Not at all, the way I work is consistent as is my role description and expectations made of me and what I expect from others. What are the key positives and negatives that have emerged out of lockdown? Most of my operating area of responsibility, Asia Pacific (and specifically China, HK and Macau) went into the crisis first and came out first. We have been operating as normal in most of our operating areas throughout. We have restrictions still in the Philippines and India but rapidly (across our global business) mobilized our O365 functionality and have supported our colleagues to work in a more agile way. Our clients are comfortable with the way we continue to perform and deliver in a seamless way. Negatives are the obvious ones like a lack of F2F time in offices, travel restrictions and the rolling uncertainty but we have invested in mental well-being platforms and training for managers to mitigate the impacts as far as we can.

2. Will you and your firm continue to use flexible and agile working in future?

Yes, we have a defined strategy in place around workplace but we are a people business and our clients expect F2F so we will be maintaining that relationship culture at the same time. Will you reduce the size of your physical office space? That is a consideration but it has to fit with business needs and within our overall strategic direction of travel.

3. How have you employed legal tech during the crisis?

Legal tech specifically, no more than usual – but we have certainly reached into and across the full suite of apps under O365 to ensure we are driving agility in our legal operations What has been successful and what has been lacking? No real negatives – happy with how we’re running. Looking to drive more into our digital transformation of the function into 2021 and beyond with more RPA and NLP applications we’re developing around contract generation/review/root causes/trends/dashboarding.

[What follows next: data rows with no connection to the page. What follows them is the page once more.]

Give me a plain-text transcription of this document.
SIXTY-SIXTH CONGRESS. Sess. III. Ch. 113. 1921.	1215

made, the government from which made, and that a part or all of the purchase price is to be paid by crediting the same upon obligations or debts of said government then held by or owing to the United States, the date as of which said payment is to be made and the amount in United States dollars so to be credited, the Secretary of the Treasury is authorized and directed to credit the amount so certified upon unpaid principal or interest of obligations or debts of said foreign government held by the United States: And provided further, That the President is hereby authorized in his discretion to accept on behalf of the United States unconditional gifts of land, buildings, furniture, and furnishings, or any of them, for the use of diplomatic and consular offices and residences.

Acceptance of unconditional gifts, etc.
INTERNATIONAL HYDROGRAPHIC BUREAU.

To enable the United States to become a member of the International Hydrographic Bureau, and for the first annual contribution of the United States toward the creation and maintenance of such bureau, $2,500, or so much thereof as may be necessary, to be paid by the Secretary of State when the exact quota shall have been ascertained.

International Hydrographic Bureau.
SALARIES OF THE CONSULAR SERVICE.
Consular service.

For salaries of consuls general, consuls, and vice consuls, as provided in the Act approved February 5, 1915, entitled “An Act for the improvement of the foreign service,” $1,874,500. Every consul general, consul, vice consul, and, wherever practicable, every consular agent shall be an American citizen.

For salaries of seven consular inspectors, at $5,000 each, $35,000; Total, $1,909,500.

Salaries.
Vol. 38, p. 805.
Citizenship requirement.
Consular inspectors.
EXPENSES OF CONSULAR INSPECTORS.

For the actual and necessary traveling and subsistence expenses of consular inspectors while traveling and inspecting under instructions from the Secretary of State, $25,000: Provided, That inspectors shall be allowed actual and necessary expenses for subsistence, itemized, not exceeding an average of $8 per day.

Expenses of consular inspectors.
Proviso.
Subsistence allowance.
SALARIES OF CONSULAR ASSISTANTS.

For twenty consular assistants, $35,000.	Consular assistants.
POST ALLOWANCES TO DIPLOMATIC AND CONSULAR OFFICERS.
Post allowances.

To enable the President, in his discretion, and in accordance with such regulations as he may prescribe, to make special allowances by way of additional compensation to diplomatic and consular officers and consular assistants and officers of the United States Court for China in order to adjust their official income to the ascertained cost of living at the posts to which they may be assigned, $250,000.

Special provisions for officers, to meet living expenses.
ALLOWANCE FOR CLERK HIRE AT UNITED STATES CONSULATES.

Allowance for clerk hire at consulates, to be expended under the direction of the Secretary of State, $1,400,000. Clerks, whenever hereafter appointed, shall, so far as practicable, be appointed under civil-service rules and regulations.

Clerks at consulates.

4. How do you see the advancement of legal tech affecting the legal industry in the next 10 years?

Legal tech can be helpful but we have a unique skill set within our business to build and implement our own apps and tech (as we do that for our clients already) – why pay/subscribe for legal tech SaaS product(s) when you can build and operate an indigenous system that fits our bespoke requirements?

5. Name one key thing that will be different in the legal profession in 10 years time.

There will be much fewer human lawyers and much more self serve.